The collective conscience…at first I read this as collective conscious…and wondered why you didn’t say ‘subconscious’ instead…but I see your meaning…the word witness comes to mind…as does an interesting phrase somebody once gave to me: ‘witness document.’
I wonder, does the collective conscience & subconscious require ‘witness documents?’
It’s really a good phrase, Steven….’witness document’. The wheels are turning here, Steven.
To me, the subconscious is the same as the collective unconscious. It’s the same territory whether personal or collective. It could be said that I’ve been developing a ‘witness document’ for the collective unconscious.
It could also be said, most definitely, that you are developing a ‘witness document’ for the collective conscience. What an apt description. Frontiers, my friend… Can I use the term? It’s perfectly descriptive …
Isn’t the phrase perfect? Yes, we’ll share it. I think it is now part of the public record and perhaps both an art term and something else public and private. I’d like to include the unconscious in my witness document for the collective conscience as I suspect it’s an ancient voice calling to us that motivates such actions. Fantastic dialogue. thanks again. Great way to begin the day!
Yes…I’ve been listening more closely lately to hearing that voice…. and yes, they are inextricably connected. And only with navigation are we able to see what personally binds them together.
Puts a new spin on the term ‘art work’ … Thanks Steven…right again… great way to begin the day!

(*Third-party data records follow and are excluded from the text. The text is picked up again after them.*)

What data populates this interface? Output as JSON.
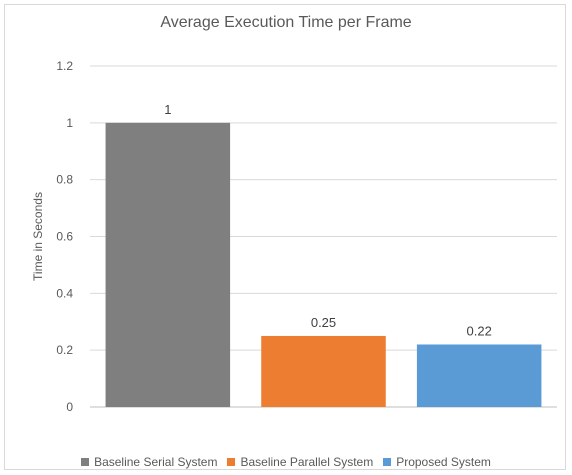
{
  "chart_data": {
    "type": "bar",
    "title": "Average Execution Time per Frame",
    "ylabel": "Time in Seconds",
    "xlabel": "",
    "categories": [
      "Baseline Serial System",
      "Baseline Parallel System",
      "Proposed System"
    ],
    "values": [
      1,
      0.25,
      0.22
    ],
    "data_labels": [
      "1",
      "0.25",
      "0.22"
    ],
    "colors": [
      "#7f7f7f",
      "#ed7d31",
      "#5b9bd5"
    ],
    "ylim": [
      0,
      1.2
    ],
    "yticks": [
      "0",
      "0.2",
      "0.4",
      "0.6",
      "0.8",
      "1",
      "1.2"
    ],
    "grid": true,
    "legend_position": "bottom"
  }
}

Steven, you and Jana have mined gold with “witness document”. It is good for what you do. Tying a thread of consequence and connection from Jana’s “collective conscience” to a blinding world quick to forget, slow to remember. It is pretty special to witness your work and conversation.
Thank you Jack. This contextualizing and vote of confidence is great to have and hear. ‘Tying a thread of consequence and connection…’ A fantastic ethical & philosophical consideration you’ve added.